Organizations have spent a lot of time and money trying to harmonize data across diverse platforms, including cleansing, uploading metadata, converting code, defining business glossaries, tracking data transformations and so on. But the attempts to standardize data across the entire enterprise haven’t produced the desired results.

A company can’t effectively implement data governance – documenting and applying business rules and processes, analyzing the impact of changes and conducting audits – if it fails at data management.

The problem usually starts by relying on manual integration methods for data preparation and mapping. It’s only when companies take their first stab at manually cataloging and documenting operational systems, processes and the associated data, both at rest and in motion, that they realize how time-consuming the entire data prepping and mapping effort is, and why that work is sure to be compounded by human error and data quality issues.

To effectively promote business transformation, as well as fulfil regulatory and compliance mandates, there can’t be any mishaps.

It’s obvious that the manual road is very challenging to discover and synthesize data that resides in different formats in thousands of unharvested, undocumented databases, applications, ETL processes and procedural code.

Consider the problematic issue of manually mapping source system fields (typically source files or database tables) to target system fields (such as different tables in target data warehouses or data marts).
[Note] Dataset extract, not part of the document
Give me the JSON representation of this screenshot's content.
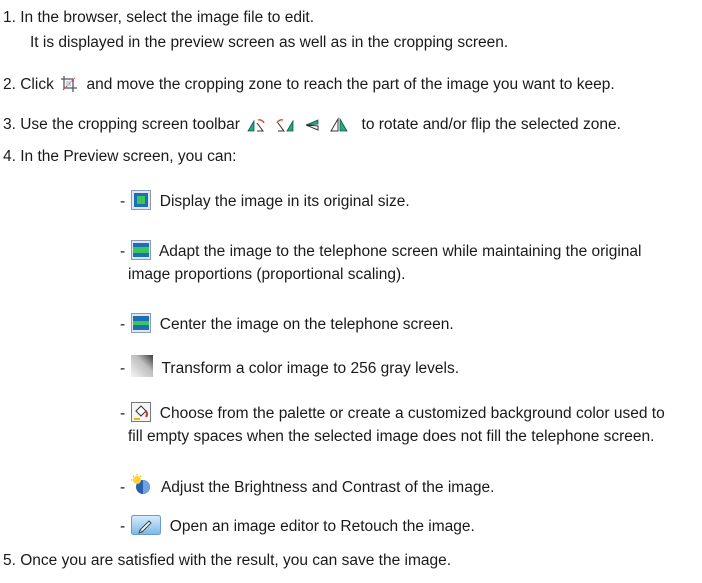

These source mappings generally are documented across a slew of unwieldy spreadsheets in their “pre-ETL” stage as the input for ETL development and testing. However, the ETL design process often suffers as it evolves because spreadsheet mapping data isn’t updated or may be incorrectly updated thanks to human error. So questions linger about whether transformed data can be trusted.

Data Quality Obstacles

The sad truth is that high-paid knowledge workers like data scientists spend up to 80 percent of their time finding and understanding source data and resolving errors or inconsistencies, rather than analyzing it for real value.

Statistics are similar when looking at major data integration projects, such as data warehousing and master data management with data stewards challenged to identify and document data lineage and sensitive data elements.

So how can businesses produce value from their data when errors are introduced through manual integration processes? How can enterprise stakeholders gain accurate and actionable insights when data can’t be easily and correctly translated into business-friendly terms?

How can organizations master seamless data discovery, movement, transformation and IT and business collaboration to reverse the ratio of preparation to value delivered.

What’s needed to overcome these obstacles is establishing an automated, real-time, high-quality and metadata- driven pipeline useful for everyone, from data scientists to enterprise architects to business analysts to C-level execs.

Doing so will require a hearty data management strategy and technology for automating the timely delivery of quality data that measures up to business demands.

From there, they need a sturdy data governance strategy and technology to automatically link and sync well-managed data with core capabilities for auditing, statutory reporting and compliance requirements as well as to drive business insights.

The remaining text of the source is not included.